Doncella, tú que amaste a Troya, tú que nos entregaste los dones inapreciables de la vid y del olivo, tú que estabas aquí antes que esos arrogantes adorantes del trueno y de los dioses celestiales, protege ahora a nuestra ciudad.

Miró hacia las cortinas descorridas de la estancia interior en donde se guardaba, traída de los cielos, la imagen antigua y tosca de Palas y recordó a la diosa de las amazonas.

Ante ti, que eres virgen como la Doncella Cazadora, acude una virgen que ha sufrido la injusticia del Señor del Sol. ¿He de continuar sirviéndole cuando me ha rechazado v escarnecido?

No esperaba en verdad una respuesta, pero en la profundidad de su mente sintió el movimiento ascendente de las negras aguas de la diosa.

Oscuramente confortada, bajó de la colina y acudió al templo para asumir su tarea en la recepción de ofrendas.

Crises se hallaba allí como de costumbre, marcando sus símbolos en tablillas de cera, inscribiendo gran cantidad de cántaros de aceite y de grano, cebada y mijo; ofrendas de vino y panales de miel, liebres, pichones y cabritos.

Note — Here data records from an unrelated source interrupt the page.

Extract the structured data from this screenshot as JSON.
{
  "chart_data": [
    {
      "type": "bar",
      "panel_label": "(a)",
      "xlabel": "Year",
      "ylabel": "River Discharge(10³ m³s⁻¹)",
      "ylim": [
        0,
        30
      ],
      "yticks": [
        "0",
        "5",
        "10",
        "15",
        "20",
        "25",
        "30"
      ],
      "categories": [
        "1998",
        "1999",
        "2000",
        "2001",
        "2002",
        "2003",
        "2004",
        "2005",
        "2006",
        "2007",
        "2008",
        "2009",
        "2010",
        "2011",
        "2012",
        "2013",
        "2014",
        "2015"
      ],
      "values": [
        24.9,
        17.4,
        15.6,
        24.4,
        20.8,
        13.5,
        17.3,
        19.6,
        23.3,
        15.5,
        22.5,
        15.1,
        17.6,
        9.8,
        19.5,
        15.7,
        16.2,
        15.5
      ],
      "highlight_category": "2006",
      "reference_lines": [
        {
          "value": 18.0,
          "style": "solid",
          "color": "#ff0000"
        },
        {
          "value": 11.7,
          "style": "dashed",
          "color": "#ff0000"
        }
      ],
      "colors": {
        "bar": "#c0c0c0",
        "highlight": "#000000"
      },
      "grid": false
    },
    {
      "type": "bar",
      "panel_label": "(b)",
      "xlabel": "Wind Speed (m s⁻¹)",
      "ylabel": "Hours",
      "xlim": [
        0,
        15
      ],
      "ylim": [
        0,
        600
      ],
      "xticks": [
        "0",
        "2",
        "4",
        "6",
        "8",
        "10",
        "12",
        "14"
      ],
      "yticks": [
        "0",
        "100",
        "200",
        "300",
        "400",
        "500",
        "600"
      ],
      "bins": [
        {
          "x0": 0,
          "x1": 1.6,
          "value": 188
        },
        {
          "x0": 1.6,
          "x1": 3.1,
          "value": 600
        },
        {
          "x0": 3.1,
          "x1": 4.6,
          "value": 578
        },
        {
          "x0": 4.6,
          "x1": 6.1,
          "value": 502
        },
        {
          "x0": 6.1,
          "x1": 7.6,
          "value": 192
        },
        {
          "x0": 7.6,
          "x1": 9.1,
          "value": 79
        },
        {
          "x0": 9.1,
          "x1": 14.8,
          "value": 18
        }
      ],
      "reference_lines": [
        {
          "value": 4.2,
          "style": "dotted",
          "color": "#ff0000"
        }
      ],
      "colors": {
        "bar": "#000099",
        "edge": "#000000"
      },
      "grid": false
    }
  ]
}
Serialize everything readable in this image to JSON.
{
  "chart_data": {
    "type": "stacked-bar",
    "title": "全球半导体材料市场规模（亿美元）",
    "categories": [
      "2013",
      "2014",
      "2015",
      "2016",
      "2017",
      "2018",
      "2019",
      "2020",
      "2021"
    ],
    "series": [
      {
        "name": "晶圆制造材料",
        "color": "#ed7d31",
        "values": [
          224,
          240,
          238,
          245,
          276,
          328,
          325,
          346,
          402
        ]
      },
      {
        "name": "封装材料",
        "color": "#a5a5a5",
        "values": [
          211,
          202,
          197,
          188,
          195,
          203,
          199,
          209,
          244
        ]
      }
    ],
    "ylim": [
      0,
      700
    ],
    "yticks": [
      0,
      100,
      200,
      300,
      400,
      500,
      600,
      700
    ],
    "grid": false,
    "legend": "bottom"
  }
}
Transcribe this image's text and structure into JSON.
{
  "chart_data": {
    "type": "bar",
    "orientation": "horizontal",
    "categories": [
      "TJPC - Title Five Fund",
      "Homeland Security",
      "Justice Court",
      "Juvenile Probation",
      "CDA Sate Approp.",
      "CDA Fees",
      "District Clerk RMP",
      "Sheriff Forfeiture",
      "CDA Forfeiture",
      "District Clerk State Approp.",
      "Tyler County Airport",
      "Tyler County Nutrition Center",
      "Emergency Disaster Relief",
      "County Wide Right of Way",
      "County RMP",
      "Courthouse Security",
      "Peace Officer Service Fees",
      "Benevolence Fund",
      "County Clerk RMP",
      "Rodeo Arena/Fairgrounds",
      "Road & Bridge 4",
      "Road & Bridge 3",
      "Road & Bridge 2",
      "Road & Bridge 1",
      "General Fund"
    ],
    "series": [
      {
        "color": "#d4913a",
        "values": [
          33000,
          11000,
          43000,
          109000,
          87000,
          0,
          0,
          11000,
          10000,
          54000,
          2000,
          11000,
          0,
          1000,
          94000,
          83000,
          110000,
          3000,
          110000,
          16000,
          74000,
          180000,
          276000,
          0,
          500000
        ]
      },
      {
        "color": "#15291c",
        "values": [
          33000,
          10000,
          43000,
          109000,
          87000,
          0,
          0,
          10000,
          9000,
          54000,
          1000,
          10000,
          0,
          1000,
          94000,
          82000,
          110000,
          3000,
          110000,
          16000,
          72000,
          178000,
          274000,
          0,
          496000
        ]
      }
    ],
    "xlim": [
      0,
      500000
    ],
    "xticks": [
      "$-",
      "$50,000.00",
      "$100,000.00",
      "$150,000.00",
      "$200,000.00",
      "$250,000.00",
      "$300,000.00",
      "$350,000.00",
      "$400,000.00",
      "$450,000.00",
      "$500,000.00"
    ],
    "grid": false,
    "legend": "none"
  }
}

Aún evitaba mirarlo, aunque se decía a sí misma que no era ella quien debería sentirse avergonzada.

Una de las sacerdotisas más jóvenes había dejado caer el cántaro que portaba, que chocó con otro, rompiéndolo de modo que la pegajosa miel que contenía se mezcló con un montón de cebada. Los esfuerzos de la muchacha por remediar el daño no hacían más que agravarlo. Casandra pidió que trajeran una escoba de retama y un recipiente con agua y ella misma se encargó de limpiar el desastre. Estaba ordenando a la muchacha que apartara una jaula de pichones, cuando oyó la voz conocida y odiada.

—No deberías ocuparte en eso, Casandra, que es tarea para una esclava.